Este año se cumple 16 años de una de las luchas ambientales más emblemáticas de Córdoba y del mundo.

Era el inicio de la Argentina post 2001 y desde distintos puntos del país, emergieron organizaciones e inéditas formas de reclamos, ayudas comunitarias y organizaciones de lucha, bajo un descontento generalizado.

Una de las situaciones que se vive hasta ahora es la venta permanente de soja a otros países. En ese entonces, los barbijos brotaban por las casas y calles de tierra en barrio Ituzaingó Anexo, al sur de la ciudad, fuera de la Circunvalación, pegado al asentamiento industrial metal-mecánica y a la frontera agrícola. La situación es tal que hasta el año pasado había 114 niños testeados con agroquímicos en la sangre.

A partir de las movilizaciones de las Madres, se declaró la emergencia sanitaria del barrio, más la promulgación de ordenanzas tanto para el barrio como para toda la provincia de Córdoba para crear franjas de protección contra las fumigaciones, más la instalación del Centro de Salud del barrio.

Se esperaba que para mediados del año 2017 comience un nuevo juicio por las fumigaciones en Ituzaingó Anexo, que a diferencia del 2012, donde la sentencia fue por mal uso de residuos peligrosos, aquí se apunta a la contaminación dolosa, es decir, la relación entre los agrotóxicos y la salud.

Pero aún las madres no han tenido respuesta y muchos de los que presentaron los primeros juicios ya no están, debido a las enfermedades y los problemas que trae aparejado haber convivido con los venenos que se usan para las grandes plantaciones, muchos han fallecido.

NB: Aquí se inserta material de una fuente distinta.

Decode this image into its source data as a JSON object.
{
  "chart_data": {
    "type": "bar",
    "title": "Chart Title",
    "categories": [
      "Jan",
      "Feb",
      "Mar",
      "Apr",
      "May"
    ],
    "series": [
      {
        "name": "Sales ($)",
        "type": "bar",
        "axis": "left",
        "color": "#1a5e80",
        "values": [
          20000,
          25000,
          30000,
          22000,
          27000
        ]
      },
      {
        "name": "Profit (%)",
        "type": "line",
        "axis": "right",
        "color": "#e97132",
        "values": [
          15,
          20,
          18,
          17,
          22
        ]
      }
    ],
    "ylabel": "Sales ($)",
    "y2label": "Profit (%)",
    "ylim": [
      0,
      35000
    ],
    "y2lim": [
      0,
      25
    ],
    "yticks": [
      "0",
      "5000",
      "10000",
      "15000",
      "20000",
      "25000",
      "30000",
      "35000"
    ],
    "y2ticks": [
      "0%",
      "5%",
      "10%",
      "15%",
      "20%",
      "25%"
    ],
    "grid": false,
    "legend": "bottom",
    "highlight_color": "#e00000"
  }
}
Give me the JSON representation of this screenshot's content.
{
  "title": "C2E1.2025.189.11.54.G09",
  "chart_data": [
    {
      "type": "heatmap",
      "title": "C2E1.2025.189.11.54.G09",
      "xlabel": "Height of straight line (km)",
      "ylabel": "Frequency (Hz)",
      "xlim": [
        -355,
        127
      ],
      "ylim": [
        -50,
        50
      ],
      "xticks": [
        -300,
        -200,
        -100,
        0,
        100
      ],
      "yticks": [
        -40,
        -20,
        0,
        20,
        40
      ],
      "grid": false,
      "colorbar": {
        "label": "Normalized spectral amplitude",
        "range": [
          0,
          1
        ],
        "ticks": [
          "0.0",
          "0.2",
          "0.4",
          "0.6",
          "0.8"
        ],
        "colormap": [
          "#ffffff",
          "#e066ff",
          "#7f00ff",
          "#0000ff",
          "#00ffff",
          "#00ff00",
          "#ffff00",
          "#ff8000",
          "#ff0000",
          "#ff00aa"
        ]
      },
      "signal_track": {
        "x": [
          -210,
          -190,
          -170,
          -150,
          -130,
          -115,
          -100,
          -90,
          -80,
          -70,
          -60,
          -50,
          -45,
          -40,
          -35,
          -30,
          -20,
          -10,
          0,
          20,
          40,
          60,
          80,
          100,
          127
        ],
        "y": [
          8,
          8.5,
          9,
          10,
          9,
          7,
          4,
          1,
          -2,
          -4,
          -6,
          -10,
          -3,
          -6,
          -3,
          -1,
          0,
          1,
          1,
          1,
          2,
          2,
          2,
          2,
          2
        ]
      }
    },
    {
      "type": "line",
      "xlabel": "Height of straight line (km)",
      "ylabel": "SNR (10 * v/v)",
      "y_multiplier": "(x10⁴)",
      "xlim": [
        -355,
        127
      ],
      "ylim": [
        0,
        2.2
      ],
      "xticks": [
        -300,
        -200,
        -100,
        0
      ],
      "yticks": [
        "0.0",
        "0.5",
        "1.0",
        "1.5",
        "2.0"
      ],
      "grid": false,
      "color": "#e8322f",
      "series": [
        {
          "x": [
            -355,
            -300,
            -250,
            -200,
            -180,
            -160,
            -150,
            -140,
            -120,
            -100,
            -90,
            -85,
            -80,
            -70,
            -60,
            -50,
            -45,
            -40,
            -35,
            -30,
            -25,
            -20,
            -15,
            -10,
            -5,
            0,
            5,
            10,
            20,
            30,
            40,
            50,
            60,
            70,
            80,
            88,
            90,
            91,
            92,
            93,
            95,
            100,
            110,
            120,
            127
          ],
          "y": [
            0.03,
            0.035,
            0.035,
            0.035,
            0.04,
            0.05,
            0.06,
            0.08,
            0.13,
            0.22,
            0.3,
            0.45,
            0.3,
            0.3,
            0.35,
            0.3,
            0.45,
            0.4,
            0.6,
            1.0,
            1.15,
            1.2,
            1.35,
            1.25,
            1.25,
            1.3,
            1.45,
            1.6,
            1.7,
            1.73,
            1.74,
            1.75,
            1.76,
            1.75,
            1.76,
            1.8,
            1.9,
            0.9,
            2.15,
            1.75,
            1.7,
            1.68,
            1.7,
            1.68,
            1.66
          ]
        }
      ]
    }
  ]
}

Frente a esto y como forma de lucha, las madres de Ituzaingo organizan desde hace cuatro años la “ronda de los barbijos” donde piden una sentencia firme por parte del tribunal superior, donde las madres volverán a presentarse como querellantes de la primera causa madre.

Vita Ayllon, referente de las madres, reflexiono lo siguiente: “nos movilizamos en abril del mismo año, para que nos hicieran análisis del agua y aquí nos enteramos que teníamos agrotoxicos y metales pesados en el tanque que suministra agua al barrio”.  Y siguió, “lo que producían los agrotoxicos, lo teníamos en cada vecino”.